Bialorus handluje towarami stosunkowo wysoko przetworzonymi, nie wiem jak u nich wyglada gospodarka magazynowa, ale fabryki moga nie wytrzymac nadmiaru produkcji.
no i pozostaje jeszcze jak Ukraina zareaguje , bo znajac cwaniaczka Lukaszenke moze skierowac transport przez ten kraj - a potem beztrosko zablokowac przejscia z Polska.
Ukraina za bardzo nie lubi się z Białorusią i nie będzie się wtrącać. A poza tym najkorzystniejszy tranzyt, to Ukraińcy też przez Polskę mają, więc…
Magazynowanie towaru, to pierwszy krok do kryzysu gospodarczego.
A krótka przerwa w eksporcie, to duża możliwość, że odbiorcy szukać zaczną gdzie indziej. I jest groźba całkiem realna, że ten ciepły ale i “silny” człowiek zadławi swoją i tak słabą gospodarkę. A Putin mu nie pomoże, bo z czego?
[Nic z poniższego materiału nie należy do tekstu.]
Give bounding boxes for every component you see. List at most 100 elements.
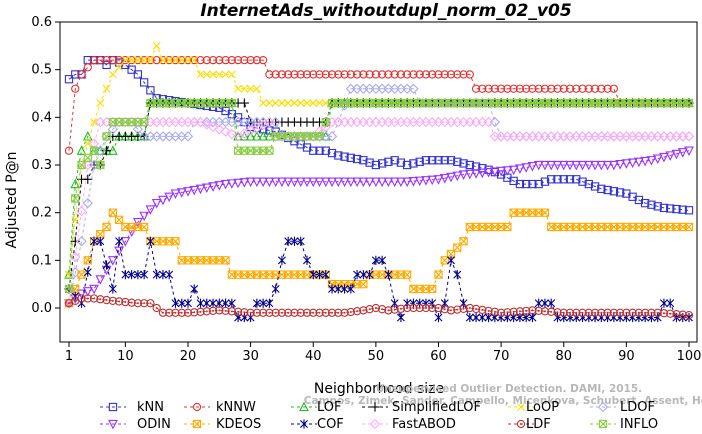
legend-label-cof: COF [317,417,344,432]
data-point-ldf [127,298,136,307]
data-point-odin [615,160,626,170]
data-point-cof [271,284,280,294]
data-point-cof [146,236,155,246]
data-point-knnw [540,84,550,93]
data-point-ldf [440,305,449,314]
data-point-cof [309,270,318,280]
data-point-cof [265,298,274,308]
data-point-knn [578,177,587,186]
data-point-inflo [89,146,99,155]
data-point-loop [196,70,205,79]
data-point-odin [183,187,193,197]
data-point-loop [190,56,199,65]
data-point-ldf [628,308,637,317]
data-point-loop [165,56,174,65]
data-point-loop [215,70,224,79]
data-point-knn [672,204,681,214]
data-point-knn [534,179,543,189]
data-point-knnw [503,84,512,93]
data-point-ldf [484,306,493,316]
data-point-odin [608,160,619,171]
data-point-ldf [102,295,111,305]
legend-item-inflo: INFLO [590,417,658,432]
data-point-loop [252,84,261,93]
legend-item-fastabod: FastABOD [362,417,456,432]
plot-layer: 1 10 20 30 40 50 60 70 80 90 100 0.0 0.1 0.2 0.3 0.4 0.5… [31,15,701,364]
data-point-odin [383,177,394,188]
data-point-cof [666,298,675,308]
data-point-cof [659,298,668,308]
data-point-knn [603,185,612,195]
data-point-ldf [302,308,312,317]
data-point-knnw [534,84,543,93]
data-point-knnw [208,55,218,65]
data-point-knnw [597,84,606,93]
data-point-odin [270,177,281,188]
data-point-lof [76,145,87,155]
data-point-odin [214,181,225,191]
data-point-kdeos [114,215,124,224]
data-point-knn [102,60,111,70]
legend-item-ldf: LDF [508,417,551,432]
data-point-ldf [171,308,180,317]
data-point-cof [371,255,380,265]
data-point-odin [483,168,494,178]
y-tick-label: 0.5 [31,63,52,78]
data-point-cof [102,260,111,270]
legend-label-simplifiedlof: SimplifiedLOF [392,400,481,415]
data-point-knn [371,160,381,170]
data-point-odin [665,151,676,161]
data-point-kdeos [108,208,117,217]
legend-marker-knn [108,402,118,412]
data-point-cof [184,298,192,308]
data-point-odin [339,177,350,188]
data-point-cof [440,298,449,308]
data-point-knnw [64,146,74,155]
data-point-kdeos [96,229,105,239]
data-point-knnw [246,55,255,65]
data-point-ldf [265,308,274,317]
data-point-knnw [496,84,506,93]
series-fastabod [63,116,695,309]
data-point-knnw [221,55,230,65]
x-axis-label: Neighborhood size [314,381,444,397]
data-point-ldf [609,308,618,317]
data-point-cof [315,270,324,280]
data-point-cof [165,270,174,280]
data-point-knnw [459,70,468,79]
data-point-simplifiedlof [83,174,93,184]
data-point-loop [71,215,80,224]
data-point-loop [102,84,111,93]
data-point-knnw [183,55,193,65]
data-point-loop [96,99,105,108]
legend: kNN kNNW LOF SimplifiedLOF LoOP LDOF ODIN KDEOS… [100,400,658,432]
data-point-knnw [415,70,424,79]
data-point-odin [414,176,425,187]
data-point-ldf [615,308,625,317]
data-point-knnw [522,84,531,93]
data-point-knn [659,203,669,213]
data-point-ldf [478,305,487,315]
data-point-cof [171,298,180,308]
data-point-loop [202,70,211,79]
data-point-knnw [377,70,387,79]
data-point-cof [252,298,261,308]
data-point-knn [334,151,343,160]
data-point-ldof [101,131,112,142]
data-point-odin [684,146,694,157]
data-point-odin [126,227,137,238]
data-point-ldf [140,299,149,308]
data-point-ldof [326,131,338,142]
data-point-cof [396,312,405,323]
data-point-odin [239,178,250,188]
data-point-cof [108,284,117,294]
data-point-cof [465,312,474,323]
data-point-ldf [659,309,669,318]
x-tick-label: 80 [555,349,572,364]
data-point-knn [71,70,80,79]
data-point-odin [277,177,287,188]
data-point-knnw [584,84,593,93]
data-point-odin [602,160,613,171]
data-point-ldof [82,197,93,209]
data-point-ldf [678,310,687,319]
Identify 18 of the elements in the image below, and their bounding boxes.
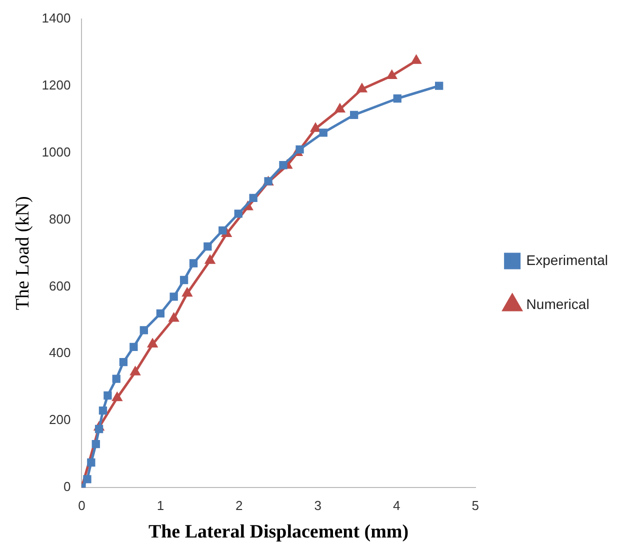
y-tick-label: 200 bbox=[49, 412, 71, 428]
y-tick-label: 400 bbox=[49, 345, 71, 360]
y-tick-label: 600 bbox=[49, 278, 71, 294]
y-tick-label: 1400 bbox=[42, 10, 71, 26]
x-tick-label: 1 bbox=[156, 498, 164, 513]
x-tick-label: 4 bbox=[392, 498, 400, 513]
y-tick-label: 1000 bbox=[42, 144, 71, 160]
legend-label: Experimental bbox=[526, 252, 608, 268]
legend-label: Numerical bbox=[526, 296, 590, 312]
x-axis-title: The Lateral Displacement (mm) bbox=[148, 522, 409, 543]
y-tick-label: 1200 bbox=[42, 77, 71, 92]
x-tick-label: 0 bbox=[78, 498, 86, 513]
y-axis-title: The Load (kN) bbox=[12, 196, 34, 310]
y-tick-label: 800 bbox=[49, 211, 71, 226]
x-tick-label: 3 bbox=[314, 498, 322, 513]
y-tick-label: 0 bbox=[63, 479, 71, 494]
x-tick-label: 2 bbox=[236, 498, 243, 513]
x-tick-label: 5 bbox=[472, 498, 479, 513]
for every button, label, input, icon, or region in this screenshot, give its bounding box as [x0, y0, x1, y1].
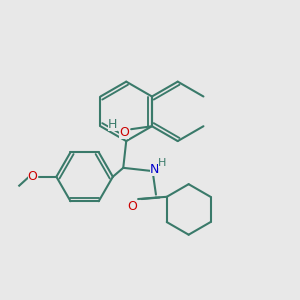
Text: O: O — [28, 170, 38, 183]
Text: H: H — [108, 118, 117, 131]
Text: O: O — [127, 200, 137, 213]
Text: H: H — [158, 158, 166, 168]
Text: N: N — [150, 163, 159, 176]
Text: O: O — [119, 126, 129, 139]
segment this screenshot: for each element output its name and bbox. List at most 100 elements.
Polityka, to konkrety, a nie pierd…e głupot w tv.
zgadza sie - Putin nie pomoze, Lukaszenka nie jest niezastapiony, a Bialorus to kasek rownie smaczny jak Krym? a smiem twierdzic, ze Bialorusinom pod moskiewskim butem moze sie lepiej zyc niz z wlasnym nadzorca. Jakos mieszkancy Krymu nie narzekaja? albo za Pireneje ich glos nie dochodzi…
Coś mi się wydaje, że Łukaszenka w swoją własną pułapkę wpadł, no chyba, że to pułapeczka Putineczka, który w zamian za swoją pomoc zagarnie Łukaszence to i owo.
Raczej nie. Myślę że to jednak my stracimy na tym.
Trudno byłoby mi się z tym pogodzić. Żeby Polska wpadła w pułapkę tego chytrusa? Aż się zdenerwowałam. Muszę zjeść coś słodkiego.
Ja mam keksa bananowego… Tak wiem nie wolno mi i co?
Piochus - witaj w klubie i przybij pionę. Ja tylko tak piszę. słodka jest surowa marchewka w ilości pół sztuki. I wystarczy.
Tylko ciiii…
Jest okey marchewka ale… Ja nie zawsze potrzebuję niskiego cukru. Bo cukrzycy poniżej 100 na glukometrze się wcale fajnie nie czują. Przy 90 trzęsą mi się ręce i się pocę, przy 80 robię się mega nerwowy i muszę coś zjeść.
A Ty miewasz takie niskie?
Raczej rzadko bo nie pozwalam. Ale bywały. Raz złapał mnie taki na autostradzie i zero miejsca na kupienie czegoś do jedzenia.
Gdybyś był kobietą powiedziałabym - noś kilka cukierków w torebce. A może w Twojej saszetce na dokumenty znajdzie się odrobina miejsca na cukierki?
W obu autach którymi jeżdżę mam lodówki. A w nich jakiś wafelek zawsze jest no i cola.
To się ciesz, ze nie jestes jak prezes - zespol napiecia przedmiesiaczkowego chyba ma? Wczoraj chory, a dzis zasuwal na miesiecznicy jak maly czolg.
https://www.google.com/amp/s/www.tokfm.pl/Tokfm/7,103087,27788046,miesiecznica-smolenska-wazniejsza-niz-sejm-prezes-wyzdrowial.amp
Czyli, że radzisz sobie. Ja nie mam lodówek i musi mi wystarczyć torebka
Choroba psychiczna nie zawsze może doskwierać. Może 2 biegunówkę ma? A swoją drogą już dawno pisałem że złapali go na onkologii w Bydgoszczy. Pytanie po co?
To już wiem, skąd u niego humorki. To PMS.
Dużo aut ma możliwość lodówki. W T5 takim do wyjazdów wakacyjnych kupiłem lodóweczkę a w C300 była w wyposażeniu.
Nie trzeba miec cukrzycy, wystarczy nie zjesc sniadania i pognac w swiat.
Cukier zjezdza w tempie ekspresowym. Ja na wszelki wypadek cukierki w torebce noszę. Albo batonik energetyczny z sezamem. Czekolada odpada bo za cieplo.
Dla tego mam lodówkę. A czekolada… słonko czekolada bardzo wolno podnosi cukier. Szybciej własnie sezamki.